Le fait de bien tourner en live vous permet malgré tout de garder la confiance de votre label ?

Sakifo, notre label sur le premier album est plus que mal en point. Nous en cherchons un autre pour sortir le deuxième album

Il sera comment d’ailleurs ?

Plus rock, plus noir. Dans les textes, mais aussi dans la musique Quand tu prends l’intro de “Crazy”, on l’a modifiée plusieurs fois. Entre la première impression et ce qu’il reste, il doit y avoir une différence. On fait des choses ultra référencées. Tu regardes le clip, le dernier plan c’est “Persona” de Bergman.

Vous êtes des intellos du rock ?

Complètement, mais ça ne parait pas ! Le détail, la nuance, ça fait tout.
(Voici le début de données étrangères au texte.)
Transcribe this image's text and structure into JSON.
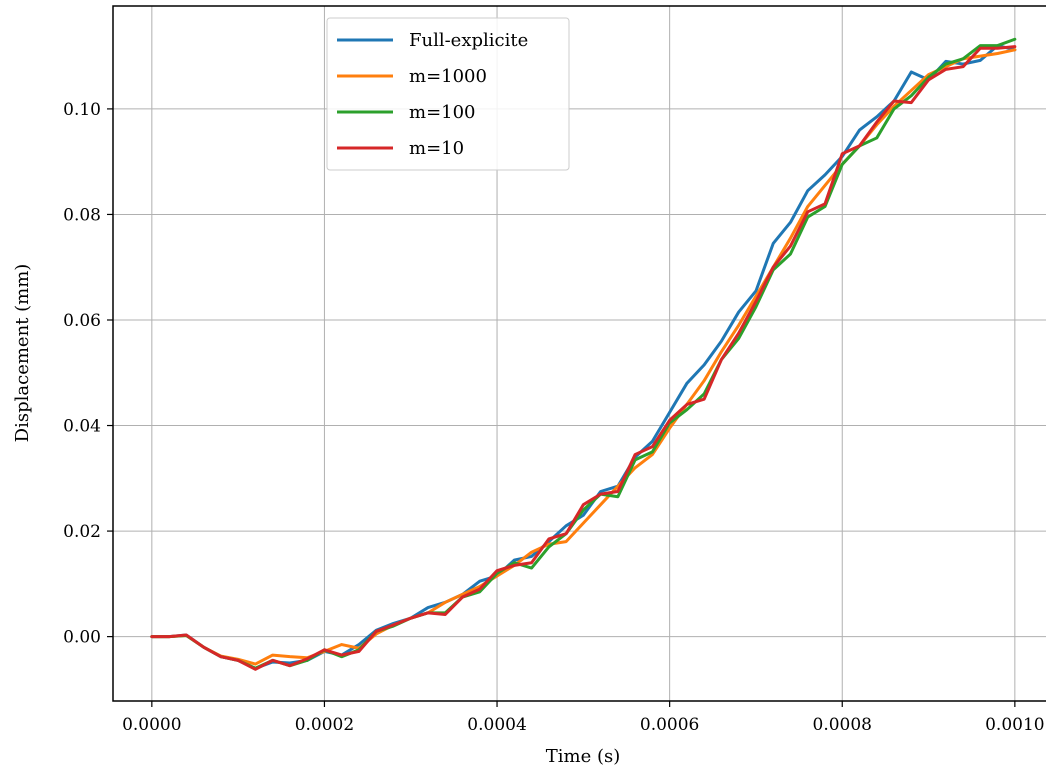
{
  "chart_data": {
    "type": "line",
    "title": "",
    "xlabel": "Time (s)",
    "ylabel": "Displacement (mm)",
    "xlim": [
      -4.5e-05,
      0.00105
    ],
    "ylim": [
      -0.0122,
      0.1195
    ],
    "grid": true,
    "legend_position": "top-center",
    "xticks": [
      0.0,
      0.0002,
      0.0004,
      0.0006,
      0.0008,
      0.001
    ],
    "xtick_labels": [
      "0.0000",
      "0.0002",
      "0.0004",
      "0.0006",
      "0.0008",
      "0.0010"
    ],
    "yticks": [
      0.0,
      0.02,
      0.04,
      0.06,
      0.08,
      0.1
    ],
    "ytick_labels": [
      "0.00",
      "0.02",
      "0.04",
      "0.06",
      "0.08",
      "0.10"
    ],
    "x": [
      0.0,
      2e-05,
      4e-05,
      6e-05,
      8e-05,
      0.0001,
      0.00012,
      0.00014,
      0.00016,
      0.00018,
      0.0002,
      0.00022,
      0.00024,
      0.00026,
      0.00028,
      0.0003,
      0.00032,
      0.00034,
      0.00036,
      0.00038,
      0.0004,
      0.00042,
      0.00044,
      0.00046,
      0.00048,
      0.0005,
      0.00052,
      0.00054,
      0.00056,
      0.00058,
      0.0006,
      0.00062,
      0.00064,
      0.00066,
      0.00068,
      0.0007,
      0.00072,
      0.00074,
      0.00076,
      0.00078,
      0.0008,
      0.00082,
      0.00084,
      0.00086,
      0.00088,
      0.0009,
      0.00092,
      0.00094,
      0.00096,
      0.00098,
      0.001
    ],
    "series": [
      {
        "name": "Full-explicite",
        "color": "#1f77b4",
        "values": [
          0.0,
          0.0,
          0.0003,
          -0.002,
          -0.0038,
          -0.0045,
          -0.006,
          -0.0048,
          -0.005,
          -0.0045,
          -0.0028,
          -0.0035,
          -0.0015,
          0.0012,
          0.0025,
          0.0035,
          0.0055,
          0.0065,
          0.008,
          0.0105,
          0.0115,
          0.0145,
          0.0152,
          0.018,
          0.021,
          0.023,
          0.0275,
          0.0285,
          0.034,
          0.037,
          0.0425,
          0.048,
          0.0515,
          0.056,
          0.0615,
          0.0655,
          0.0745,
          0.0785,
          0.0845,
          0.0875,
          0.091,
          0.096,
          0.0985,
          0.1015,
          0.107,
          0.1055,
          0.109,
          0.1085,
          0.1092,
          0.112,
          0.1112
        ]
      },
      {
        "name": "m=1000",
        "color": "#ff7f0e",
        "values": [
          0.0,
          0.0,
          0.0002,
          -0.002,
          -0.0037,
          -0.0043,
          -0.0052,
          -0.0035,
          -0.0038,
          -0.004,
          -0.0028,
          -0.0015,
          -0.0022,
          0.0005,
          0.0022,
          0.0035,
          0.0045,
          0.0065,
          0.008,
          0.0095,
          0.0115,
          0.0135,
          0.016,
          0.0175,
          0.018,
          0.0215,
          0.025,
          0.0285,
          0.032,
          0.0345,
          0.0395,
          0.044,
          0.0485,
          0.054,
          0.059,
          0.0645,
          0.07,
          0.0755,
          0.0815,
          0.0855,
          0.0895,
          0.093,
          0.097,
          0.1005,
          0.1035,
          0.1065,
          0.108,
          0.1095,
          0.11,
          0.1105,
          0.1112
        ]
      },
      {
        "name": "m=100",
        "color": "#2ca02c",
        "values": [
          0.0,
          0.0,
          0.0002,
          -0.002,
          -0.0038,
          -0.0045,
          -0.006,
          -0.0045,
          -0.0055,
          -0.0045,
          -0.0025,
          -0.0038,
          -0.0025,
          0.001,
          0.002,
          0.0035,
          0.0045,
          0.0045,
          0.0075,
          0.0085,
          0.012,
          0.014,
          0.013,
          0.017,
          0.0195,
          0.024,
          0.027,
          0.0265,
          0.0335,
          0.035,
          0.0405,
          0.043,
          0.046,
          0.0525,
          0.0565,
          0.0625,
          0.0695,
          0.0725,
          0.0795,
          0.0815,
          0.0895,
          0.093,
          0.0945,
          0.1,
          0.1025,
          0.106,
          0.1085,
          0.1095,
          0.112,
          0.112,
          0.1132
        ]
      },
      {
        "name": "m=10",
        "color": "#d62728",
        "values": [
          0.0,
          0.0,
          0.0003,
          -0.002,
          -0.0038,
          -0.0045,
          -0.0062,
          -0.0045,
          -0.0055,
          -0.0042,
          -0.0025,
          -0.0035,
          -0.0028,
          0.001,
          0.0022,
          0.0035,
          0.0045,
          0.0042,
          0.0075,
          0.009,
          0.0125,
          0.0135,
          0.014,
          0.0185,
          0.0195,
          0.025,
          0.027,
          0.0275,
          0.0345,
          0.036,
          0.041,
          0.044,
          0.045,
          0.0525,
          0.0575,
          0.0635,
          0.07,
          0.074,
          0.0805,
          0.082,
          0.0915,
          0.093,
          0.0975,
          0.1015,
          0.1012,
          0.1055,
          0.1075,
          0.108,
          0.1115,
          0.1115,
          0.1118
        ]
      }
    ]
  }
}
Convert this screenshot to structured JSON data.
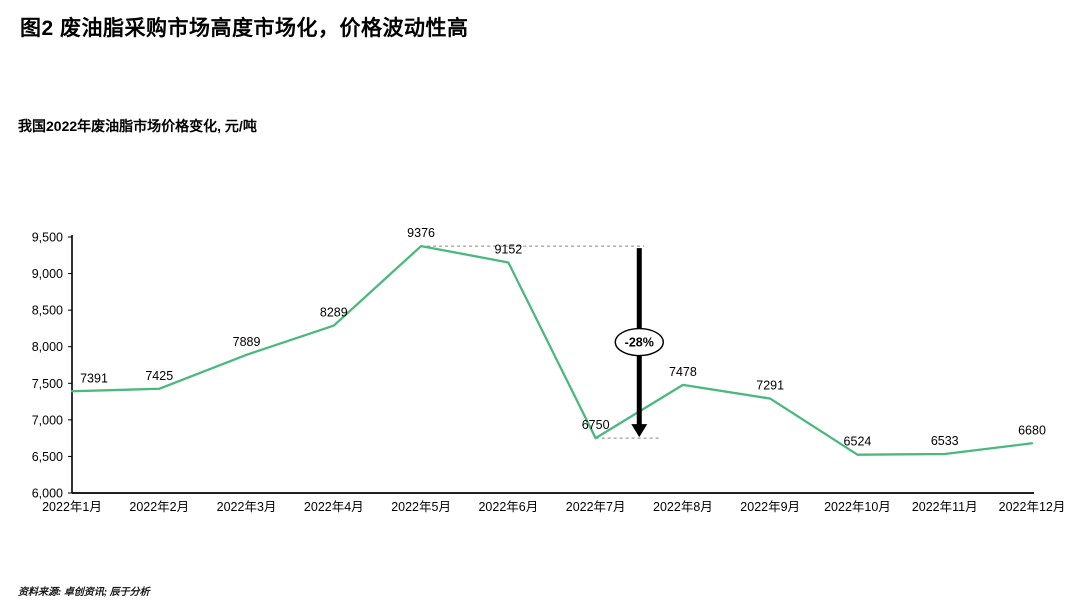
{
  "page": {
    "title": "图2  废油脂采购市场高度市场化，价格波动性高",
    "subtitle": "我国2022年废油脂市场价格变化, 元/吨",
    "source": "资料来源: 卓创资讯; 辰于分析"
  },
  "chart_data": {
    "type": "line",
    "title": "我国2022年废油脂市场价格变化, 元/吨",
    "xlabel": "",
    "ylabel": "元/吨",
    "categories": [
      "2022年1月",
      "2022年2月",
      "2022年3月",
      "2022年4月",
      "2022年5月",
      "2022年6月",
      "2022年7月",
      "2022年8月",
      "2022年9月",
      "2022年10月",
      "2022年11月",
      "2022年12月"
    ],
    "values": [
      7391,
      7425,
      7889,
      8289,
      9376,
      9152,
      6750,
      7478,
      7291,
      6524,
      6533,
      6680
    ],
    "ylim": [
      6000,
      9500
    ],
    "ytick_step": 500,
    "grid": "off",
    "legend": "none",
    "line_color": "#4bb87e",
    "axis_color": "#000000",
    "annotation": {
      "label": "-28%",
      "from_value": 9376,
      "from_index": 4,
      "to_value": 6750,
      "to_index": 6,
      "arrow_x_index": 6.5
    }
  }
}
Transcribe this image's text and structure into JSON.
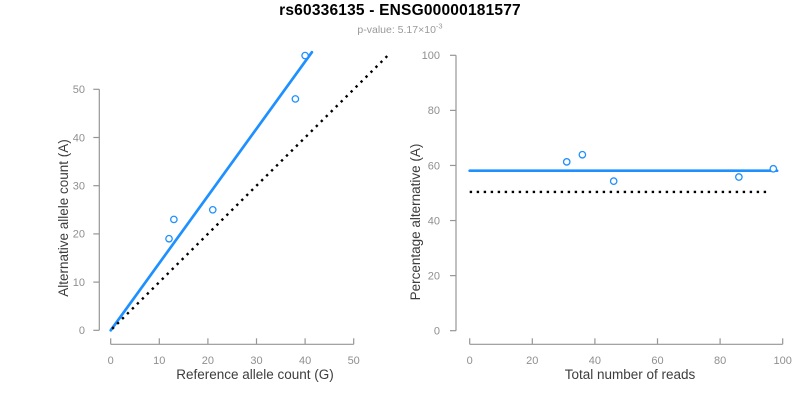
{
  "header": {
    "title": "rs60336135 - ENSG00000181577",
    "subtitle_text": "p-value: 5.17×10",
    "subtitle_exponent": "-3"
  },
  "colors": {
    "accent_blue": "#1E90FF",
    "identity_black": "#000000",
    "axis_gray": "#969696",
    "tick_label_gray": "#8F8F8F",
    "axis_title_gray": "#3D3D3D",
    "title_black": "#000000",
    "subtitle_gray": "#999999",
    "point_fill": "#FFFFFF",
    "background": "#FFFFFF"
  },
  "chart_data": [
    {
      "type": "scatter",
      "panel": "allele-counts",
      "xlabel": "Reference allele count (G)",
      "ylabel": "Alternative allele count (A)",
      "xlim": [
        0,
        50
      ],
      "ylim": [
        0,
        50
      ],
      "xticks": [
        0,
        10,
        20,
        30,
        40,
        50
      ],
      "yticks": [
        0,
        10,
        20,
        30,
        40,
        50
      ],
      "grid": false,
      "points": [
        [
          12,
          19
        ],
        [
          13,
          23
        ],
        [
          21,
          25
        ],
        [
          38,
          48
        ],
        [
          40,
          57
        ]
      ],
      "lines": [
        {
          "role": "fit",
          "x1": 0,
          "y1": 0,
          "x2": 41.4,
          "y2": 57.7,
          "style": "solid",
          "color": "blue"
        },
        {
          "role": "identity",
          "x1": 0.3,
          "y1": 0.3,
          "x2": 57,
          "y2": 57,
          "style": "dotted",
          "color": "black"
        }
      ]
    },
    {
      "type": "scatter",
      "panel": "percentage-vs-coverage",
      "xlabel": "Total number of reads",
      "ylabel": "Percentage alternative (A)",
      "xlim": [
        0,
        100
      ],
      "ylim": [
        0,
        100
      ],
      "xticks": [
        0,
        20,
        40,
        60,
        80,
        100
      ],
      "yticks": [
        0,
        20,
        40,
        60,
        80,
        100
      ],
      "grid": false,
      "points": [
        [
          31,
          61.3
        ],
        [
          36,
          63.9
        ],
        [
          46,
          54.3
        ],
        [
          86,
          55.8
        ],
        [
          97,
          58.8
        ]
      ],
      "lines": [
        {
          "role": "mean",
          "x1": 0,
          "y1": 58.1,
          "x2": 98.2,
          "y2": 58.1,
          "style": "solid",
          "color": "blue"
        },
        {
          "role": "null",
          "x1": 0,
          "y1": 50.4,
          "x2": 95.3,
          "y2": 50.4,
          "style": "dotted",
          "color": "black"
        }
      ]
    }
  ]
}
Vous avez un nom et une date pour ce disque ?

Pour l’instant on ne sait pas. Peut être qu’il sortira en Chine avant la France.

Ça marchera peut être différemment, ils n’ont pas l’habitude de groupes comme vous.

Ils n’ont jamais vu ça. Quand tu regardes les concerts qu’on a fait en Inde c’était dingue. On va essayer d’y retourner pour faire une petite dizaine de dates.

Mais tu vas faire partie d’un sacrifice humain !

Ça serait vachement beau de mourir sur scène. Si je ne suis pas une légende ça ne m’intéresse pas. D’ailleurs à Bombay, quand je suis descendu de l’avion, il y avait ma tête sur un taxi. Je n’en revenais pas. En fait c’était mon sosie, un acteur ultra-connu là-bas.

Ou alors tu es acteur à Bollywood ?

On m’a proposé d’ailleurs, ça peut être marrant de faire ça. Mais pour en revenir à la musique, quand on a signé chez BMG on nous a dit tout de suite “Vous ça ne marchera pas en France, mais à l’étranger oui”.

Ce n’est pas un peu décourageant ?

Non pas du tout. Tu as des groupes comme Shaka Ponk qui ont mis plus de 10 ans avant que ça marche. Skip The Use pareil. C’était un groupe bien punk avant que ça fonctionne, ils ne faisaient pas du tout ce qu’ils font en ce moment.

Et tes collègues, ça ne les emmerde pas de ne pas monter sur les plus hautes marches ?

Évidemment que ça fait chier. Mais on essaye de transmettre, d’exprimer quelque chose. Ce qu’il faut être entouré des bonnes personnes au bon moment. Quand on a fait Rock en Seine, on était meilleurs vente de mp3 la semaine suivante. Si on avait sorti l’album à ce moment là ça aurait peut être fonctionné. Mais le passé ne m’intéresse pas, ce qui m’intéresse c’est le moment présent

Espérons que votre deuxième album soit plus écouté et plus diffusé surtout. Bon courage à vous.